Besides, in knocking myth-making, he gets an important political point wrong: All cultural traditions (yes, even India’s, China’s and the Islamosphere’s) hark back consciously to a time and place of origin, however inexact or mythological. The West’s foundational myths tend to be more scientific than most, supported as they are by archaeological and historical evidence. But since all things pertaining to the West must be attacked in the name of equity, Mr. Acharya dedicates many pages to a quixotic disparagement of the Greek and Roman roots of our heritage. Of Greece, he never tires of telling us that Western culture “understates both its dark sides and its indebtedness” to Egypt, Mesopotamia and Persia. So ancient Greece was syncretic—who denies that?

The post-Western order, he tells us, will not be a multipolar world where a handful of powers shape international security. Instead, we’re going to be blessed with a “global multiplex,” of which he gives us a definition that is pure waffle, progressive pablum of an almost breathtaking kind. The multiplex is a state of affairs in which “large, medium, and some innovative smaller nations, as well as people acting through governments, companies, and civil groups powered by social media and employing new forms of interdependence and interactions will shape world order.” For all this to happen, Western nations will, of course, “need to take ownership of their racist colonialism” in the global South, to abase themselves and—presumably—make material reparations.

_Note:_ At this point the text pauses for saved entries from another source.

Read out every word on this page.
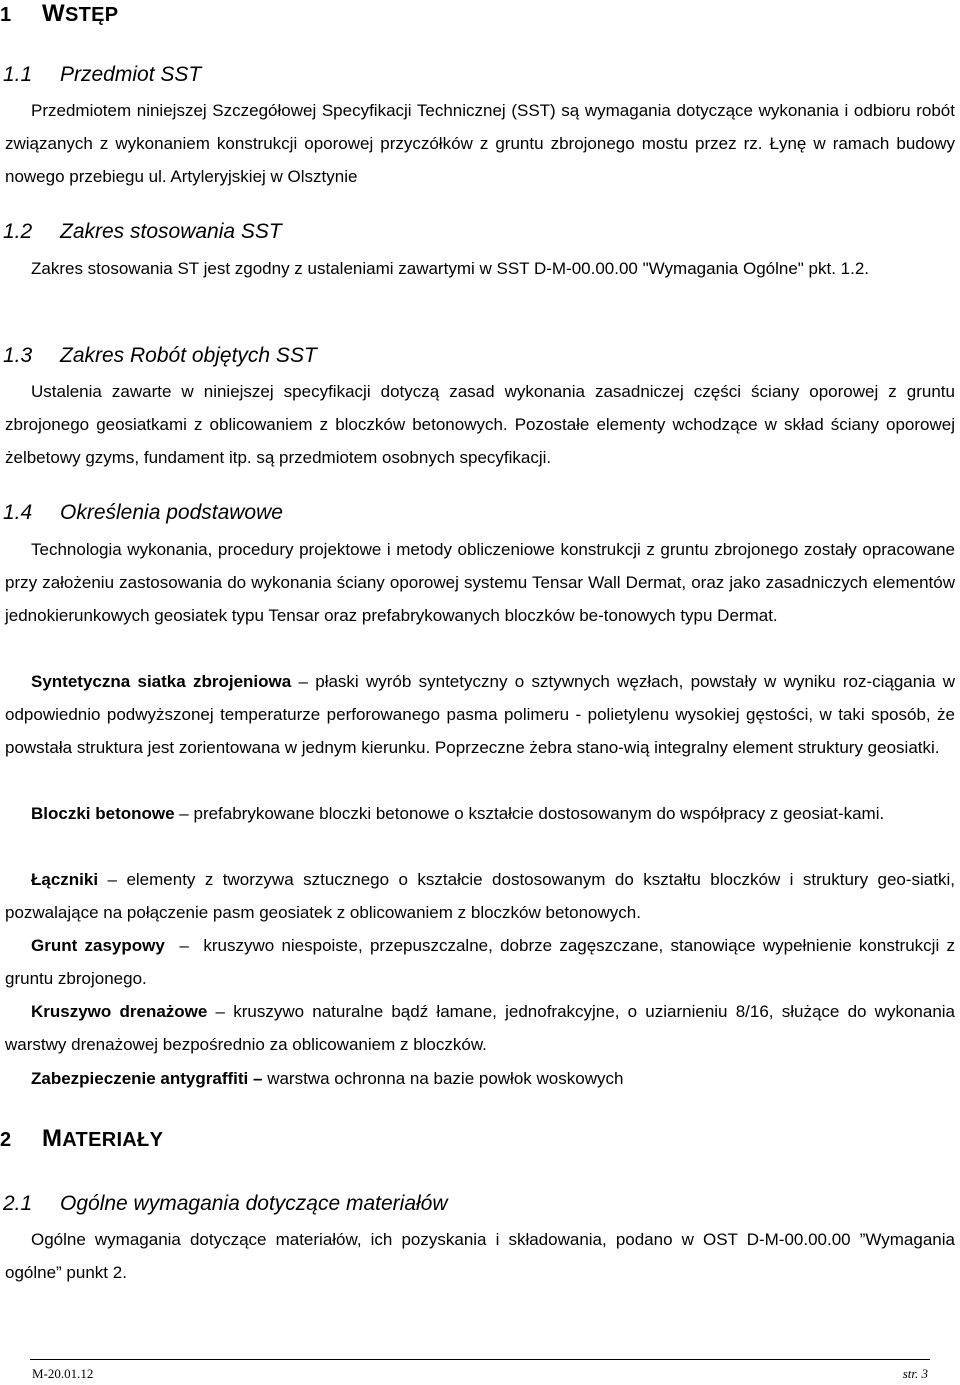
1 WSTĘP
1.1 Przedmiot SST
Przedmiotem niniejszej Szczegółowej Specyfikacji Technicznej (SST) są wymagania dotyczące wykonania i odbioru robót związanych z wykonaniem konstrukcji oporowej przyczółków z gruntu zbrojonego mostu przez rz. Łynę w ramach budowy nowego przebiegu ul. Artyleryjskiej w Olsztynie
1.2 Zakres stosowania SST
Zakres stosowania ST jest zgodny z ustaleniami zawartymi w SST D-M-00.00.00 "Wymagania Ogólne" pkt. 1.2.
1.3 Zakres Robót objętych SST
Ustalenia zawarte w niniejszej specyfikacji dotyczą zasad wykonania zasadniczej części ściany oporowej z gruntu zbrojonego geosiatkami z oblicowaniem z bloczków betonowych. Pozostałe elementy wchodzące w skład ściany oporowej żelbetowy gzyms, fundament itp. są przedmiotem osobnych specyfikacji.
1.4 Określenia podstawowe
Technologia wykonania, procedury projektowe i metody obliczeniowe konstrukcji z gruntu zbrojonego zostały opracowane przy założeniu zastosowania do wykonania ściany oporowej systemu Tensar Wall Dermat, oraz jako zasadniczych elementów jednokierunkowych geosiatek typu Tensar oraz prefabrykowanych bloczków be-tonowych typu Dermat.
Syntetyczna siatka zbrojeniowa – płaski wyrób syntetyczny o sztywnych węzłach, powstały w wyniku roz-ciągania w odpowiednio podwyższonej temperaturze perforowanego pasma polimeru - polietylenu wysokiej gęstości, w taki sposób, że powstała struktura jest zorientowana w jednym kierunku. Poprzeczne żebra stano-wią integralny element struktury geosiatki.
Bloczki betonowe – prefabrykowane bloczki betonowe o kształcie dostosowanym do współpracy z geosiat-kami.
Łączniki – elementy z tworzywa sztucznego o kształcie dostosowanym do kształtu bloczków i struktury geo-siatki, pozwalające na połączenie pasm geosiatek z oblicowaniem z bloczków betonowych.
Grunt zasypowy  –  kruszywo niespoiste, przepuszczalne, dobrze zagęszczane, stanowiące wypełnienie konstrukcji z gruntu zbrojonego.
Kruszywo drenażowe – kruszywo naturalne bądź łamane, jednofrakcyjne, o uziarnieniu 8/16, służące do wykonania warstwy drenażowej bezpośrednio za oblicowaniem z bloczków.
Zabezpieczenie antygraffiti – warstwa ochronna na bazie powłok woskowych
2 MATERIAŁY
2.1 Ogólne wymagania dotyczące materiałów
Ogólne wymagania dotyczące materiałów, ich pozyskania i składowania, podano w OST D-M-00.00.00 ”Wymagania ogólne” punkt 2.
M-20.01.12	str. 3
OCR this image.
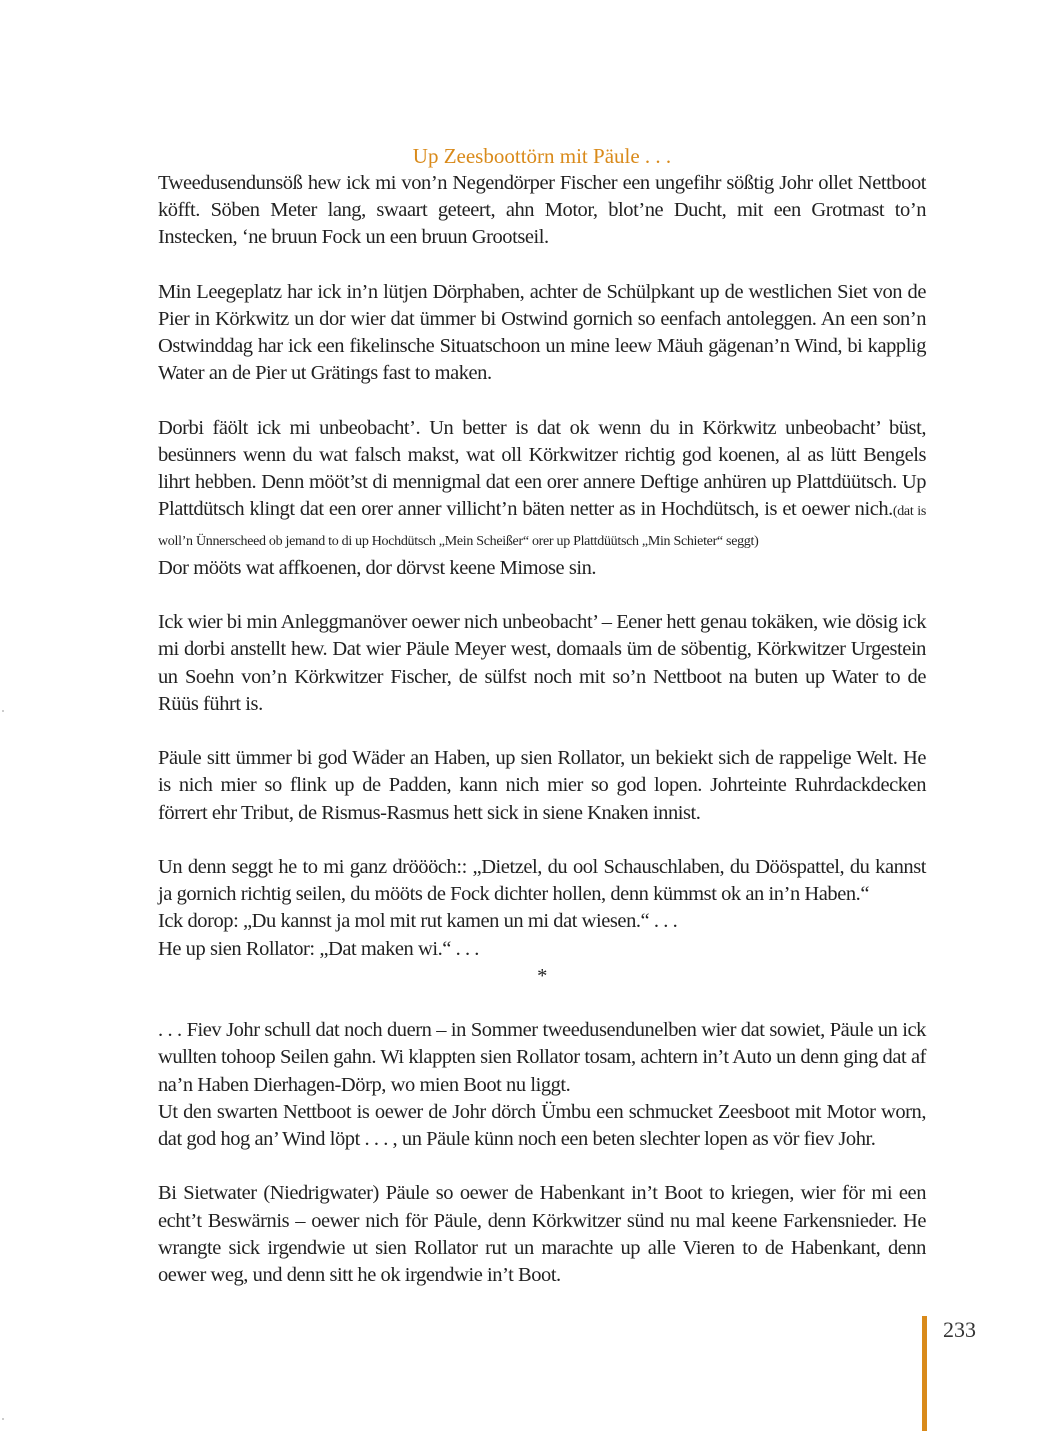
Up Zeesboottörn mit Päule . . .

Tweedusendunsöß hew ick mi von’n Negendörper Fischer een ungefihr sößtig Johr ollet Nettboot köfft. Söben Meter lang, swaart geteert, ahn Motor, blot’ne Ducht, mit een Grotmast to’n Instecken, ‘ne bruun Fock un een bruun Grootseil.

Min Leegeplatz har ick in’n lütjen Dörphaben, achter de Schülpkant up de westlichen Siet von de Pier in Körkwitz un dor wier dat ümmer bi Ostwind gornich so eenfach antoleggen. An een son’n Ostwinddag har ick een fikelinsche Situatschoon un mine leew Mäuh gägenan’n Wind, bi kapplig Water an de Pier ut Grätings fast to maken.

Dorbi fäölt ick mi unbeobacht’. Un better is dat ok wenn du in Körkwitz unbeobacht’ büst, besünners wenn du wat falsch makst, wat oll Körkwitzer richtig god koenen, al as lütt Bengels lihrt hebben. Denn mööt’st di mennigmal dat een orer annere Deftige anhüren up Plattdüütsch. Up Plattdütsch klingt dat een orer anner villicht’n bäten netter as in Hochdütsch, is et oewer nich.(dat is woll’n Ünnerscheed ob jemand to di up Hochdütsch „Mein Scheißer“ orer up Plattdüütsch „Min Schieter“ seggt)

Dor mööts wat affkoenen, dor dörvst keene Mimose sin.

Ick wier bi min Anleggmanöver oewer nich unbeobacht’ – Eener hett genau tokäken, wie dösig ick mi dorbi anstellt hew. Dat wier Päule Meyer west, domaals üm de söbentig, Körkwitzer Urgestein un Soehn von’n Körkwitzer Fischer, de sülfst noch mit so’n Nettboot na buten up Water to de Rüüs führt is.

Päule sitt ümmer bi god Wäder an Haben, up sien Rollator, un bekiekt sich de rappelige Welt. He is nich mier so flink up de Padden, kann nich mier so god lopen. Johrteinte Ruhrdackdecken förrert ehr Tribut, de Rismus-Rasmus hett sick in siene Knaken innist.

Un denn seggt he to mi ganz dröööch:: „Dietzel, du ool Schauschlaben, du Dööspattel, du kannst ja gornich richtig seilen, du mööts de Fock dichter hollen, denn kümmst ok an in’n Haben.“

Ick dorop: „Du kannst ja mol mit rut kamen un mi dat wiesen.“ . . .

He up sien Rollator: „Dat maken wi.“ . . .

*

. . . Fiev Johr schull dat noch duern – in Sommer tweedusendunelben wier dat sowiet, Päule un ick wullten tohoop Seilen gahn. Wi klappten sien Rollator tosam, achtern in’t Auto un denn ging dat af na’n Haben Dierhagen-Dörp, wo mien Boot nu liggt.

Ut den swarten Nettboot is oewer de Johr dörch Ümbu een schmucket Zeesboot mit Motor worn, dat god hog an’ Wind löpt . . . , un Päule künn noch een beten slechter lopen as vör fiev Johr.

Bi Sietwater (Niedrigwater) Päule so oewer de Habenkant in’t Boot to kriegen, wier för mi een echt’t Beswärnis – oewer nich för Päule, denn Körkwitzer sünd nu mal keene Farkensnieder. He wrangte sick irgendwie ut sien Rollator rut un marachte up alle Vieren to de Habenkant, denn oewer weg, und denn sitt he ok irgendwie in’t Boot.

233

Once that’s done, our ugly world will become a global Eden—almost prelapsarian in its sweetness—in which the violence of colonialism and racism, of inequality and slavery, of Western triumphalism and self-aggrandizement, withers away to extinction and we all live together happily ever after.

Someone should tell Iran’s Ayatollah Ali Khamenei about this New World Order. His reaction would be fascinating to record.

Mr. Varadarajan, a Journal contributor, is a fellow at the American Enterprise Institute and at New York University Law School’s Classical Liberal Institute.